NPD: Low-cost smartphone market to double through 2016

It’s ironic, but the Asian-Pacific region, where many iPhone parts are produced, is a hotbed for an explosion of smartphones priced at less than $150. In a new report, shipments of low-cost smartphones are expected to climb to 311 million units by 2016, up from just 4.5 million now. What’s more, by 2016, low-cost smartphones will account for 29 percent of all smartphone sales, according to NPD DisplaySearch. Android – not Apple – is leading the charge with its open-source operating system…

Per NPD DisplaySearch Research Director Shawn (via Yahoo News):

Most mobile phone subscribers around the world can’t afford to spend more than $200 for a smartphone, on top of their service plans.

Low-cost smartphone manufacturers create these new products quickly without much investment, which has allowed them to extend their telecom subscriber base to emerging regions.

Due to most component makers being located nearby, 60 percent of the demand for low-cost smartphones is in the Asia Pacific region, according to DisplaySearch.

China has become particularly aggressive in grabbing a large portion of the low-cost market. Although Apple has reduced the price on earlier iPhones, China watchers believe the Cupertino, California company will have trouble selling its high-end smartphone outside of the nation’s larger cities.

As the China Daily remarked back in August, “a host of little-known local firms are primed with cheap phones to squeeze market share from US giant Apple Inc’s iPhone.”

Supporting the argument, market research firm IDC this year announced 40 percent of smartphone sold in China during 2011 cost $200 or less.
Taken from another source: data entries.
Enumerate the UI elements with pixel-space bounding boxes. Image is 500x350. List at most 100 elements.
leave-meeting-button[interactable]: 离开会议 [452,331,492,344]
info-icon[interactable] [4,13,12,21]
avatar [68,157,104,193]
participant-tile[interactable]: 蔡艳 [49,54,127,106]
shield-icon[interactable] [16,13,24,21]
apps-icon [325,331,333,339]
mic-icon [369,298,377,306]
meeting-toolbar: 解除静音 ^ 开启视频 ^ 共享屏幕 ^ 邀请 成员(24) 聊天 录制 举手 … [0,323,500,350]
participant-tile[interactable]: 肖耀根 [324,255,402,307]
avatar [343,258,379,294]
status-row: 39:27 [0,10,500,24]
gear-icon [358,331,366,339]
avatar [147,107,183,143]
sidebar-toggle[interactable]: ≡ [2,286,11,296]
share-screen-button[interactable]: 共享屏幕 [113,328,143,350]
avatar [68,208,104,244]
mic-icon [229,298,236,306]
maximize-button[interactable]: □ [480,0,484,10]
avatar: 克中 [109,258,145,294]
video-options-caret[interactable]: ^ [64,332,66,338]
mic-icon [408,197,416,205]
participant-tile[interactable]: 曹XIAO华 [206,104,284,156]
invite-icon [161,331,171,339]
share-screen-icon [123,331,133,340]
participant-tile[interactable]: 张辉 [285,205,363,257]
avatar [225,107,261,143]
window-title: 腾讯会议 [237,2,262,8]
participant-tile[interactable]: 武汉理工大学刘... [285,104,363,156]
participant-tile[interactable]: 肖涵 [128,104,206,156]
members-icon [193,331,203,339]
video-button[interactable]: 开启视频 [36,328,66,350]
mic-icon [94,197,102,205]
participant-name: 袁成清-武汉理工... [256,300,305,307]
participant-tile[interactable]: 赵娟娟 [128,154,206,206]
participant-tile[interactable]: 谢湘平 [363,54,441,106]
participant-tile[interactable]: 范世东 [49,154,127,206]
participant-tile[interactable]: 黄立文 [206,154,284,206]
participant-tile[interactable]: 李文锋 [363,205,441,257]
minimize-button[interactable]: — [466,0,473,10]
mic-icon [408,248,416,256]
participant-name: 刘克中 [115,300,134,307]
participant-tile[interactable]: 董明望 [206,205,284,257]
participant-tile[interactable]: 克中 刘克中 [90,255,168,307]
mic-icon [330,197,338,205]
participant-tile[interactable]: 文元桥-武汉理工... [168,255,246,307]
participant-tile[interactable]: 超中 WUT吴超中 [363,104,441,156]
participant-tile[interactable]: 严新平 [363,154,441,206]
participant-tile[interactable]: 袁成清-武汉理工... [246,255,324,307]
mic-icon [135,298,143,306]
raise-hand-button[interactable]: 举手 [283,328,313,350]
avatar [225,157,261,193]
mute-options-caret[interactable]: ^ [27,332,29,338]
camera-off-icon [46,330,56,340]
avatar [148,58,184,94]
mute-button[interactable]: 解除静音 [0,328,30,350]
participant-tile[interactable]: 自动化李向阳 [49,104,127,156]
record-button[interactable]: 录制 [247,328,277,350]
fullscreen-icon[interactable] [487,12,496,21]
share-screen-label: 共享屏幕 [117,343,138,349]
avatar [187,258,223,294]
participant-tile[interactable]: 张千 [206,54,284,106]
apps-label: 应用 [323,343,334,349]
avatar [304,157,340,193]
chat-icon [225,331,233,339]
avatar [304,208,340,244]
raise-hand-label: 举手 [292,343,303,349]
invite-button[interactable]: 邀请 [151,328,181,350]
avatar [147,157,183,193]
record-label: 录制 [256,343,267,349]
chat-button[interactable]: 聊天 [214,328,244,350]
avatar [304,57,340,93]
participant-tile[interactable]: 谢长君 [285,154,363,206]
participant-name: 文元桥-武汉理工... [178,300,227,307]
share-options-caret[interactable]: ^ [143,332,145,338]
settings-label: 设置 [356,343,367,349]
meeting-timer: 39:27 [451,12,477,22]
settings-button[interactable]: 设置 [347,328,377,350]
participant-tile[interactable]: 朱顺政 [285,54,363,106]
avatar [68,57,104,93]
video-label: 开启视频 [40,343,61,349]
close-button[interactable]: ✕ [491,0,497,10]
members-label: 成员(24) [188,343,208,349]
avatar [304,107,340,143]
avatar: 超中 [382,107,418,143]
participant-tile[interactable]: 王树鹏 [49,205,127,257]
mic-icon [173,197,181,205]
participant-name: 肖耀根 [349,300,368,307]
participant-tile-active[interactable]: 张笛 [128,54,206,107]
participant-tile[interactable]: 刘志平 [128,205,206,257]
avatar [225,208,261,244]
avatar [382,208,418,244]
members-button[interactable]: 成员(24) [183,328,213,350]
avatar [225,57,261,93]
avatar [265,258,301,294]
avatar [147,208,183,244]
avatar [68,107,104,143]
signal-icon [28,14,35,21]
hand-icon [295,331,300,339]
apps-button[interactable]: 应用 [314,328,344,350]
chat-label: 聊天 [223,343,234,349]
Just 11 percent of smartphones costing $700 or more sold to China.

Where does that put Apple, which increasingly sees China as its largest market next to the United States?

The answer, perhaps, could be seen in Xiaomi Technologies, which produces the MiOne, a smartphone costing half the price of an iPhone but powered by Android.

The company sees itself as the next Apple, down to CEO and founder Lei Jun unveiling products in black turtleneck and jeans (as seen right above), ala the late Steve Jobs.

Do you think Apple can make it in China without an inexpensive smartphone?

Or, does Android have too large of a lead?